FGD dan Penyamaan Persepsi Perangkat Perkuliahan
Agenda kedua dilanjutkan dengan Focus Group Discussion (FGD) untuk semua Prodi terkait pelaksanaan perkuliahan untuk semester genap tahun 2026. FGD ini menjadi ruang bagi para dosen untuk menyamakan persepsi dalam mengembangkan perangkat pembelajaran.

Dengan diterapkannya kurikulum OBE, perangkat perkuliahan (seperti RPS dan instrumen penilaian) harus dirancang khusus untuk mencapai capaian pembelajaran (outcomes) tertentu, sehingga orientasi pendidikan beralih dari sekadar menuntaskan materi menjadi penguasaan kompetensi mahasiswa.
Mengenal Kurikulum OBE (Outcome-Based Education)
Kurikulum OBE adalah pendekatan pendidikan yang berfokus pada keberhasilan mahasiswa dalam mendemonstrasikan kemampuan nyata setelah proses pembelajaran selesai.
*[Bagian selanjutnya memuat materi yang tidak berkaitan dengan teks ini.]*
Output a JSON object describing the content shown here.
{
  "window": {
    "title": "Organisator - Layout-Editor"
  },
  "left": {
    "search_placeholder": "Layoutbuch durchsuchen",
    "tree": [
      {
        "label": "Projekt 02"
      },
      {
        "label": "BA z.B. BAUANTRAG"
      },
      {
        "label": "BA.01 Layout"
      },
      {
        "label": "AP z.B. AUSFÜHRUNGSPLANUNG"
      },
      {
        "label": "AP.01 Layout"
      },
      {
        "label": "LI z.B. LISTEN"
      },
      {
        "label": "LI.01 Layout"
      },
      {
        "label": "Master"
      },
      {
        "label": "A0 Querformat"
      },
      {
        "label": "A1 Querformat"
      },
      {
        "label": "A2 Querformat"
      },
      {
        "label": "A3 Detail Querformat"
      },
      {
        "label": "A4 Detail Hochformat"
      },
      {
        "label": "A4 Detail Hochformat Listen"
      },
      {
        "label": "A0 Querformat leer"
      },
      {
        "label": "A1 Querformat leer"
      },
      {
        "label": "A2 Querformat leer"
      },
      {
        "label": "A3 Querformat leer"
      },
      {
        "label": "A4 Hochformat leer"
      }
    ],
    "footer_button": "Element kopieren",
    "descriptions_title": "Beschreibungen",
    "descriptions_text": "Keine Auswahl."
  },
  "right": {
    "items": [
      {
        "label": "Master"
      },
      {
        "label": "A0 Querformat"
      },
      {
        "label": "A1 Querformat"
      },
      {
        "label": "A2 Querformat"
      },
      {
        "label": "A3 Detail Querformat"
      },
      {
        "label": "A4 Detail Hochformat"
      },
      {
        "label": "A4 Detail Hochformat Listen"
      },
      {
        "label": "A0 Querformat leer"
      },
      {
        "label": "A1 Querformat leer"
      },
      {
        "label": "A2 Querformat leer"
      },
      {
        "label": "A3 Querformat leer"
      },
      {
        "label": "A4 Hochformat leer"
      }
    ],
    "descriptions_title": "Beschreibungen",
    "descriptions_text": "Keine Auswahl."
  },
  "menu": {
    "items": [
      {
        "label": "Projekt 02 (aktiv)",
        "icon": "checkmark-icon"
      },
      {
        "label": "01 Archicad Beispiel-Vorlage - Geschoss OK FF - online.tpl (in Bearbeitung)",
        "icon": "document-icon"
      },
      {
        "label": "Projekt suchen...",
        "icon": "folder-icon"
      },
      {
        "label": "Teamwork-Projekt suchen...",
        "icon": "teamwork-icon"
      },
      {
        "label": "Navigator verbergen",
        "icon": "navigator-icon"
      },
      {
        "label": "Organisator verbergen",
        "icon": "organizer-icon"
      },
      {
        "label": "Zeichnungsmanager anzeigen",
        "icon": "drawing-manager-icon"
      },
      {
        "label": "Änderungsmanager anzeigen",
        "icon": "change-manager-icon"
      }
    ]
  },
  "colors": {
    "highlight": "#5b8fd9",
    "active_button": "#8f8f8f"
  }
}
Fokus utamanya adalah pada hasil (output) dan dampak (outcome) lulusan di dunia kerja.
Arahan Ketua STKIP Citra Bakti
Dalam arahannya, Ketua STKIP Citra Bakti Ngada, Dr. Dek Ngurah Laba Laksana, M.Pd., menegaskan bahwa kegiatan ini adalah langkah krusial untuk memastikan seluruh komponen sivitas akademika bergerak searah demi kualitas lulusan.
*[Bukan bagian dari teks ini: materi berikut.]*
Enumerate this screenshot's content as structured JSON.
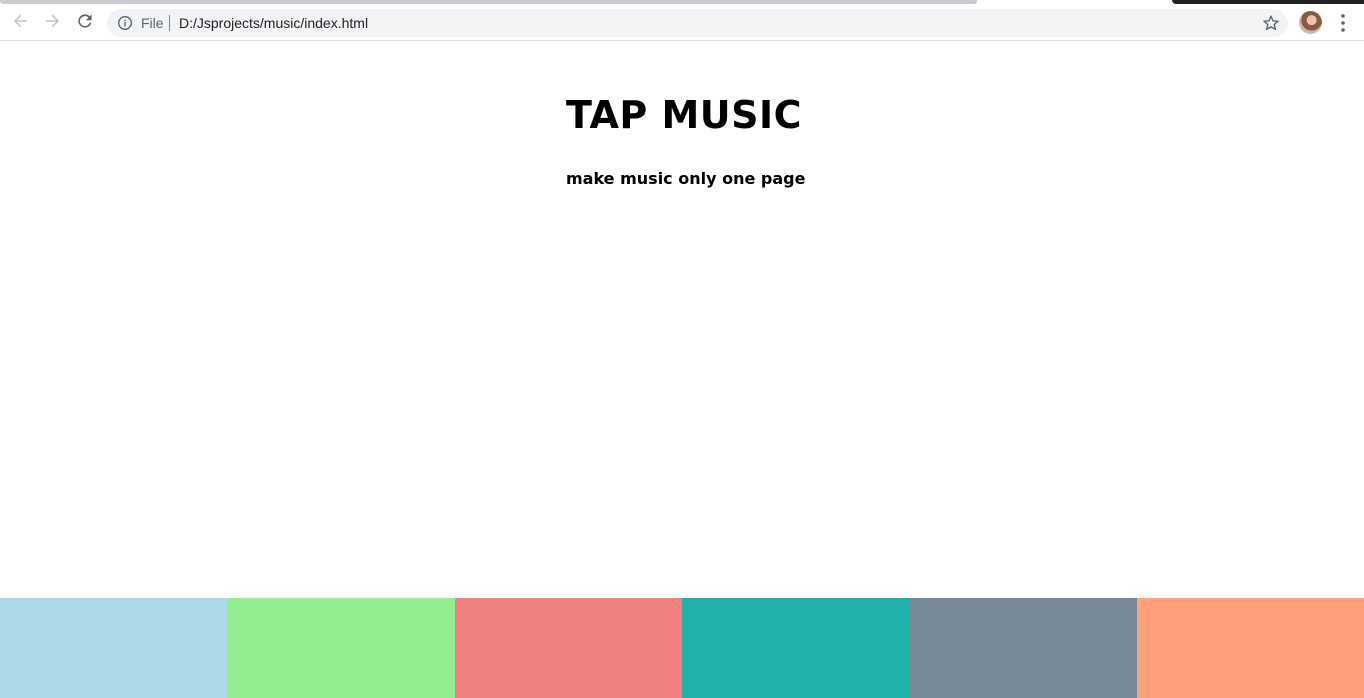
{
  "browser": {
    "scheme_label": "File",
    "url": "D:/Jsprojects/music/index.html",
    "icons": {
      "back": "arrow-left-icon",
      "forward": "arrow-right-icon",
      "reload": "reload-icon",
      "info": "info-icon",
      "bookmark": "star-icon",
      "menu": "kebab-menu-icon"
    }
  },
  "page": {
    "title": "TAP MUSIC",
    "subtitle": "make music only one page"
  },
  "pads": [
    {
      "color": "#add8e6"
    },
    {
      "color": "#90ee90"
    },
    {
      "color": "#f08080"
    },
    {
      "color": "#20b2aa"
    },
    {
      "color": "#778899"
    },
    {
      "color": "#ffa07a"
    }
  ]
}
“Kita mengharapkan bahwa dalam proses ini, semua dosen mengembangkan perangkat perkuliahan sesuai dengan standar dan sesuai dengan keinginan OBE yang kita miliki. Ini bukan sekadar urusan administratif, tapi tentang memastikan kualitas lulusan kita benar-benar kompeten,” tegas Dr. Dek Ngurah.
Melalui sinergi antara pimpinan, Unit PJM, dan staf pengajar, STKIP Citra Bakti Ngada optimis dapat mencetak lulusan yang berkualitas, berdaya saing, serta siap menghadapi tantangan global melalui sistem pendidikan yang terstandar.